Nykor Paul is a model, photographer and activist from South Sudan that has launched a t-shirt collection as part of her ‘We are Nilotic’ campaign. She aims to use her modelling career as a platform to build awareness and peace for the conflict in South Sudan. She has previously aired her frustrations at racism in the modelling industry. She also wants to encourage the idea that black women are just as beautiful.
Paul arrived in Houston, Texas as a refugee. Her brother and friends had been killed and she was separated from her family. Discovered as a model at 15, she relocated to New York at the age of 18. Once she was established and well known, she started using this notoriety to build awareness for the problems in her war torn homeland.
“When the war broke out — my brother was killed, my friends were beheaded, my entire world went dark. I have 20k followers and these people like me for taking pictures as a model. I decided to use my platform to project out this love I know for Africa and the love we have as Black people as one,” says Paul
Paul is not looking for money so much, as she wants to educate people about the situation in South Sudan. With 64 tribes in South Sudan, although Paul is Nuer, she calls herself Nilotic, meaning “of the Nile”. She sees how the many tribes are at war with each other, especially between the two tribes Dinker and Nuer, but outside of Africa, it does not matter to the rest of the world what tribe you come from. She seeks to bring her message of peace and unity to South Sudan.
“Hopefully this shows the unity and pride that we should have in ourselves; the peace that can be formed if we put down our weapons and ancient hostilities, we can move up and progress. We are not Nuer or Dinka, we are South Sudan, we are Nilotic (of the Nile),” says Paul
Tens of thousands of people have been killed in South Sudan in the past two years in the civil war there. South Sudan is among the most illiterate place for girls in the world with only 2% of girls attending school. Paul has also joined forces with other Sudanese women to promote literacy in Sudan. Fellow Sudanese Mari Malek has an organisation called Stand 4 Education.

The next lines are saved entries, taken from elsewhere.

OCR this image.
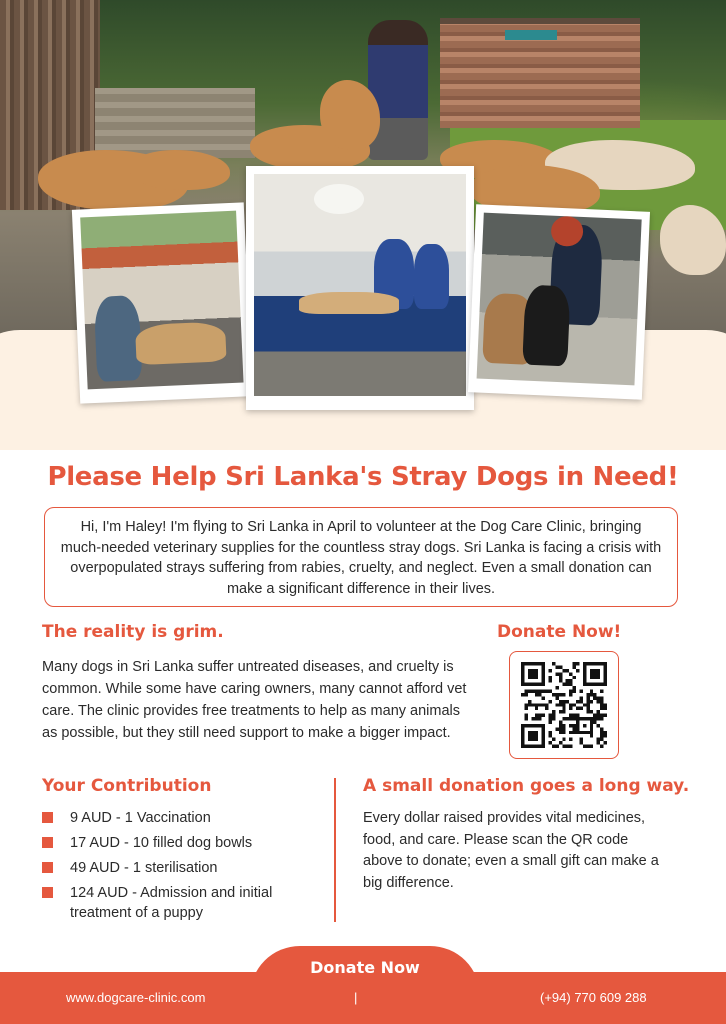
Please Help Sri Lanka's Stray Dogs in Need!

Hi, I'm Haley! I'm flying to Sri Lanka in April to volunteer at the Dog Care Clinic, bringing much-needed veterinary supplies for the countless stray dogs. Sri Lanka is facing a crisis with overpopulated strays suffering from rabies, cruelty, and neglect. Even a small donation can make a significant difference in their lives.

The reality is grim.

Many dogs in Sri Lanka suffer untreated diseases, and cruelty is common. While some have caring owners, many cannot afford vet care. The clinic provides free treatments to help as many animals as possible, but they still need support to make a bigger impact.

Donate Now!
Your Contribution
9 AUD - 1 Vaccination
17 AUD - 10 filled dog bowls
49 AUD - 1 sterilisation
124 AUD - Admission and initial treatment of a puppy
A small donation goes a long way.

Every dollar raised provides vital medicines, food, and care. Please scan the QR code above to donate; even a small gift can make a big difference.

Donate Now
www.dogcare-clinic.com	|	(+94) 770 609 288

She wants these women to represent the beauty of women in the South Sudan but also to be vocal about activating peace in the area. Paul also wants to take Western women to the Sudan. She is continually spreading the idea of South Sudan as a single unity to encourage peace in this area.
“With the sale of these t-shirts, I’m going to buy myself and my team tickets to take Africans in the West back to the continent because they are the ones that need to go. Fashion gives access to the world,” says Paul
“If I generate enough money, I want to set an example for the UN, Red Cross, Charity Water. In 2014, I bought a little farm that now feeds 50 people. When those organizations seek to work with me, they see me as the black poster child. I’m trying to bring my family here to America because they’re still in the refugee camps,” says Paul
No stranger to activism, a year ago Paul spoke out about Makeup artists being unprepared to make up blue black skin. She also said the modelling industry under represented black women altogether. She posted an online statement on her Instagram airing her frustrations. She mentioned that make-up for her skin was readily available from many makeup vendors but the industry simply had not caught up with racial equality.
“Dear white people in the fashion world! Please don’t take this the wrong way but it’s time you people get your shit right when it comes to our complexion! Why do I have to bring my own makeup to a professional show when all the other white girls don’t have to … Don’t try to make me feel bad because I am blue black.. there’s so much options out there for dark skin tones today. … I’m tired of complaining about not getting book as a black model and I’m definitely super tired of apologising for my blackness!!!!” wrote Paul.
Paul is a role model not only for women from her homeland of South Sudan but for all women in the way she has overcome her tragic losses, her brave activism and commitment to her cause. We at FIB think she is not only beautiful but vital.